Des solutions nouvelles et sans ambiguïté
« Pour un service ponctuel demandé à un bénévole, toute rémunération pose problème aux associations. Le portage salarial ne peut-il pas constituer une forme de réponse juridique ? Généralement, le bénévole qui veut être rémunéré apporte son projet à une entreprise, à caractère associatif ou non, qui lui verse un salaire, lui établit une feuille de paie, acquitte les charges sociales. Une autre possibilité est que le bénévole, qui a une compétence spécialisée pouvant intéresser une association et a besoin d’être rémunéré, propose son projet à l’organisme de portage salarial ; alors, l’association règle la prestation à cet organisme et le salarié reçoit un salaire déclaré. Cette solution est proche des entreprises intermédiaires du champ de l’insertion et des emplois de service. Des cadres au chômage recourent à ce type de portage qui leur permet d’être, en quelque sorte, des intermittents du conseil. Des coopératives d’activités et d’emplois assurent déjà ce portage salarial en France. »

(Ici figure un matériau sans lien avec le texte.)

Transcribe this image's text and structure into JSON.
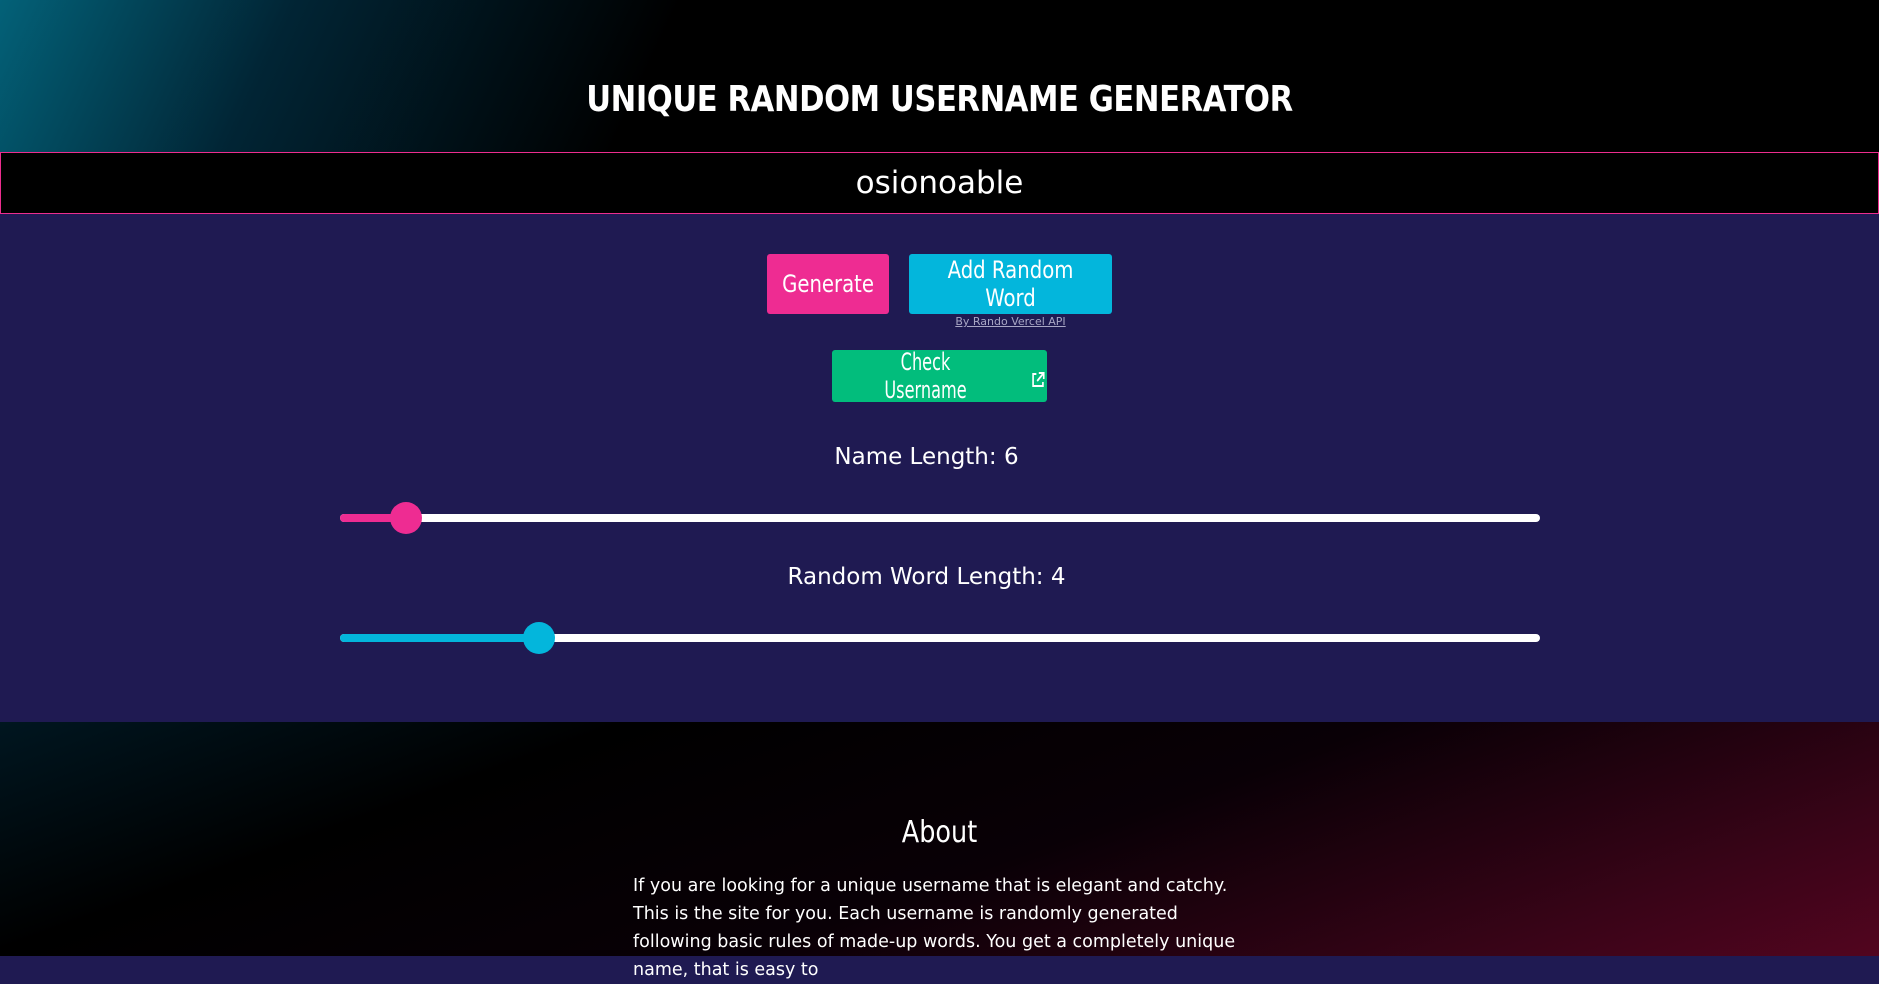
{
  "header": {
    "title": "UNIQUE RANDOM USERNAME GENERATOR"
  },
  "output": {
    "username": "osionoable"
  },
  "actions": {
    "generate_label": "Generate",
    "add_word_label": "Add Random Word",
    "api_note": "By Rando Vercel API",
    "check_label": "Check Username",
    "check_icon": "external-link-icon"
  },
  "sliders": {
    "name_length": {
      "label": "Name Length:",
      "value": "6",
      "fraction": 0.055,
      "color": "#ee2c92"
    },
    "word_length": {
      "label": "Random Word Length:",
      "value": "4",
      "fraction": 0.166,
      "color": "#03b6dc"
    }
  },
  "about": {
    "title": "About",
    "text": "If you are looking for a unique username that is elegant and catchy. This is the site for you. Each username is randomly generated following basic rules of made-up words. You get a completely unique name, that is easy to"
  },
  "colors": {
    "generate": "#ee2c92",
    "add_word": "#03b6dc",
    "check": "#02bd7c",
    "output_border": "#ec2d8e",
    "main_bg": "#1f1a52"
  }
}
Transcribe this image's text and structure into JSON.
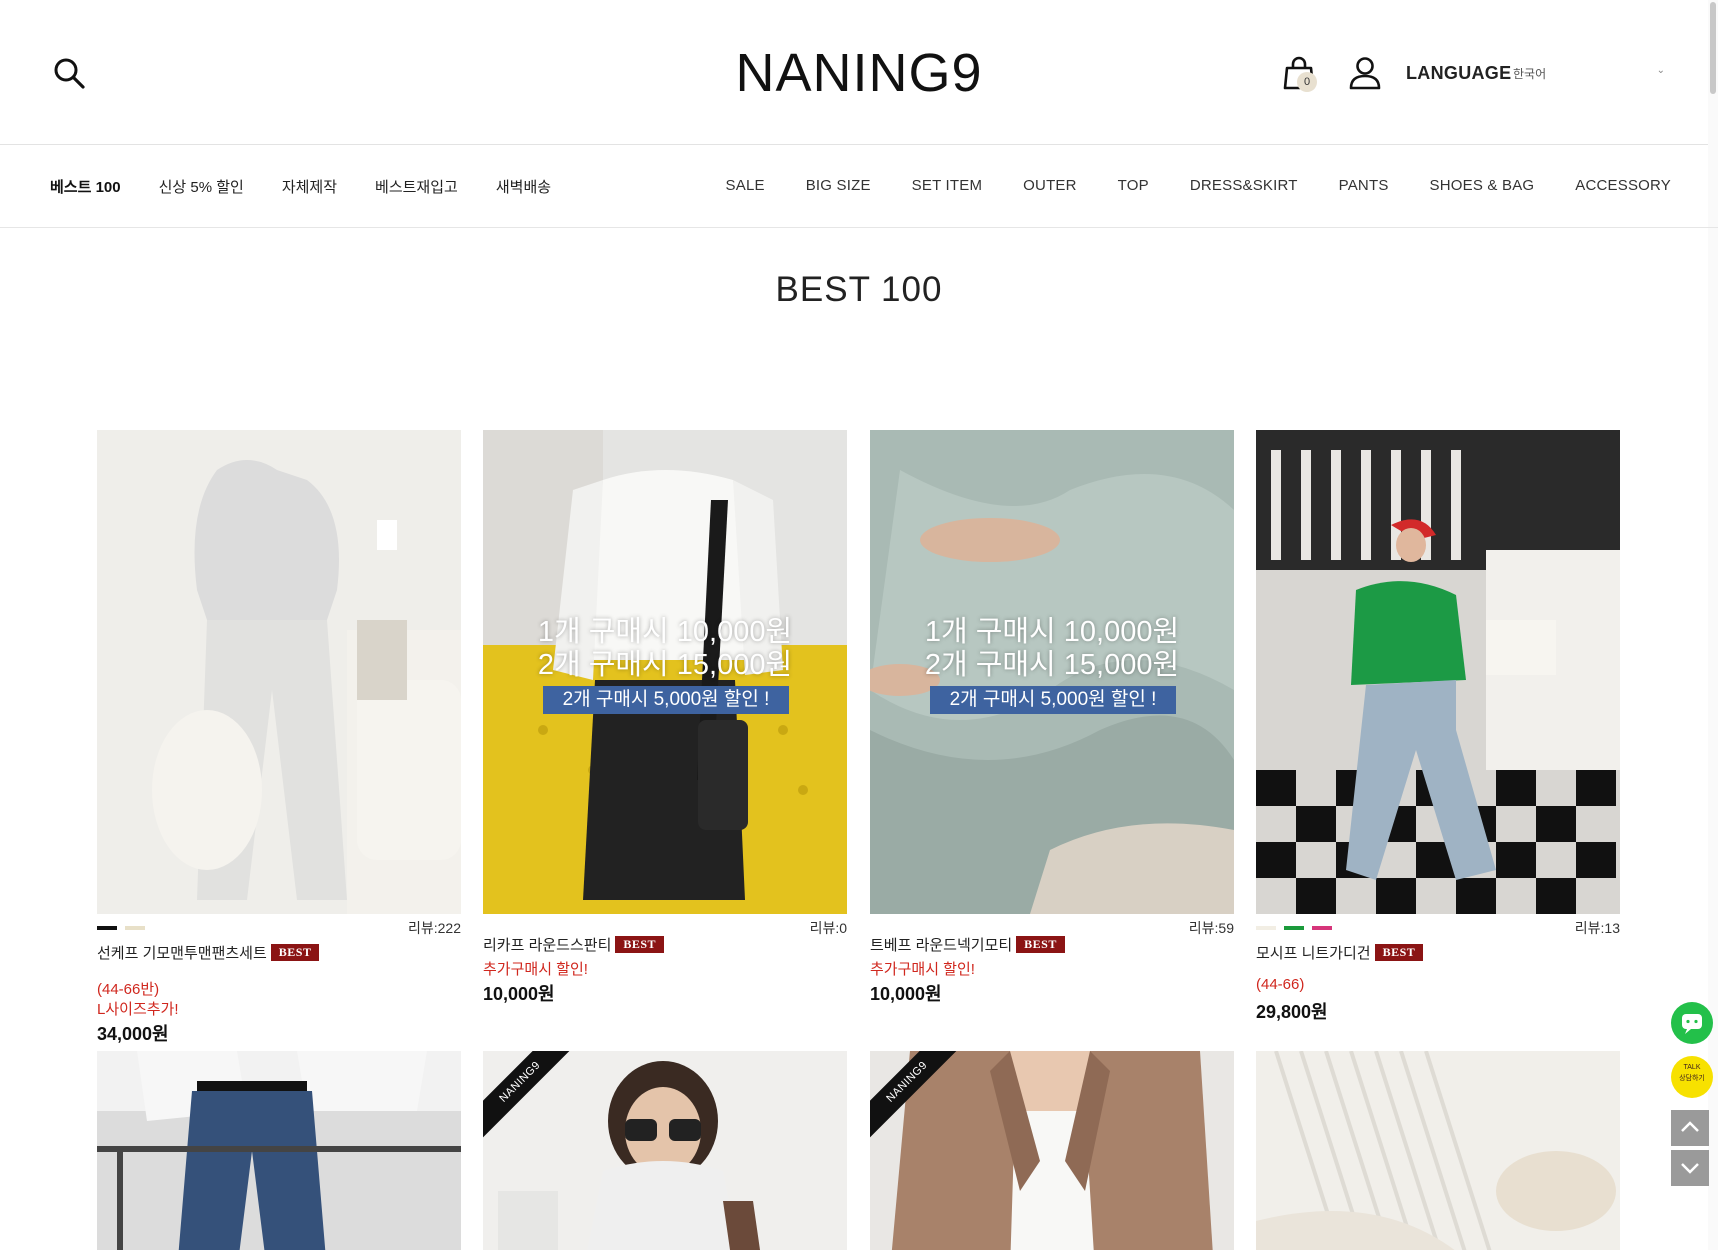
{
  "header": {
    "logo": "NANING9",
    "cart_count": "0",
    "language_label": "LANGUAGE",
    "language_value": "한국어"
  },
  "nav": {
    "left": [
      "베스트 100",
      "신상 5% 할인",
      "자체제작",
      "베스트재입고",
      "새벽배송"
    ],
    "right": [
      "SALE",
      "BIG SIZE",
      "SET ITEM",
      "OUTER",
      "TOP",
      "DRESS&SKIRT",
      "PANTS",
      "SHOES & BAG",
      "ACCESSORY"
    ]
  },
  "page_title": "BEST 100",
  "badge_label": "BEST",
  "products": [
    {
      "name": "선케프 기모맨투맨팬츠세트",
      "review": "리뷰:222",
      "notes": [
        "(44-66반)",
        "L사이즈추가!"
      ],
      "price": "34,000원",
      "swatches": [
        "#111111",
        "#e8e0c8"
      ]
    },
    {
      "name": "리카프 라운드스판티",
      "review": "리뷰:0",
      "notes": [
        "추가구매시 할인!"
      ],
      "price": "10,000원",
      "overlay": {
        "line1": "1개 구매시 10,000원",
        "line2": "2개 구매시 15,000원",
        "pill": "2개 구매시 5,000원 할인 !"
      }
    },
    {
      "name": "트베프 라운드넥기모티",
      "review": "리뷰:59",
      "notes": [
        "추가구매시 할인!"
      ],
      "price": "10,000원",
      "overlay": {
        "line1": "1개 구매시 10,000원",
        "line2": "2개 구매시 15,000원",
        "pill": "2개 구매시 5,000원 할인 !"
      }
    },
    {
      "name": "모시프 니트가디건",
      "review": "리뷰:13",
      "notes": [
        "(44-66)"
      ],
      "price": "29,800원",
      "swatches": [
        "#f2eee4",
        "#1b9a3b",
        "#d6357a"
      ]
    }
  ],
  "row2_tags": [
    "NANING9",
    "NANING9"
  ],
  "floating": {
    "kakao_label": "상담하기",
    "kakao_top": "TALK"
  }
}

« Si de nombreux bénévoles, qui militent pour une cause et produisent une action de solidarité, ne recherchent pas d’autre compensation que la satisfaction de réaliser des projets concrets, la véritable question ne serait-elle pas de lever les obstacles au bénévolat ? Ainsi, les femmes ne peuvent pas participer à des activités associatives si la garde de leurs enfants n’est pas résolue ; c’est pourquoi des associations organisent des gardes qui ne sont pas un surcoût pour les bénévoles. Dans le même ordre d’idée, des problèmes de transport peuvent être réglés en rapprochant des activités. Les associations ont à réfléchir sur les moyens qu’elles peuvent mettre à la disposition de leurs bénévoles, pour faciliter et accompagner leur participation aux activités et réunions. »
« Un double exemple, puisé dans le tourisme social, peut illustrer la recherche d’une compensation de l’acte bénévole au service du projet associatif, en composant avec un environnement économique et des impératifs gestionnaires. L’accessibilité du plus grand nombre à des activités sportives comme la plongée sous-marine ou le parachutisme suppose que l’on diminue au maximum les coûts. Une prestation bénévole est parfois la seule façon d’y arriver. Pour prévenir les accidents, telle association est obligée d’embaucher des médecins pour réaliser des contre-visites médicales alors que se multiplient les contre-indications chez les jeunes. Au prix du marché, 10 000 consultations représentent une somme colossale que les jeunes ne peuvent pas prendre en charge. L’association a donc recours à des médecins bénévoles qui sont indemnisés : il leur est offert un séjour à la montagne avec leur famille. Cette compensation n’entre pas dans la comptabilité, elle est le seul moyen trouvé par l’association. Autrefois, dans les séjours de tourisme social, tout le monde participait aux travaux de cuisine et de vaisselle. Aujourd’hui, la loi n’autorise pas à laisser entrer en cuisine des étrangers au service. Les personnes qui fréquentent les organismes de tourisme social sont devenues des usagers consommateurs, elles ne se sentent plus des usagers militants. »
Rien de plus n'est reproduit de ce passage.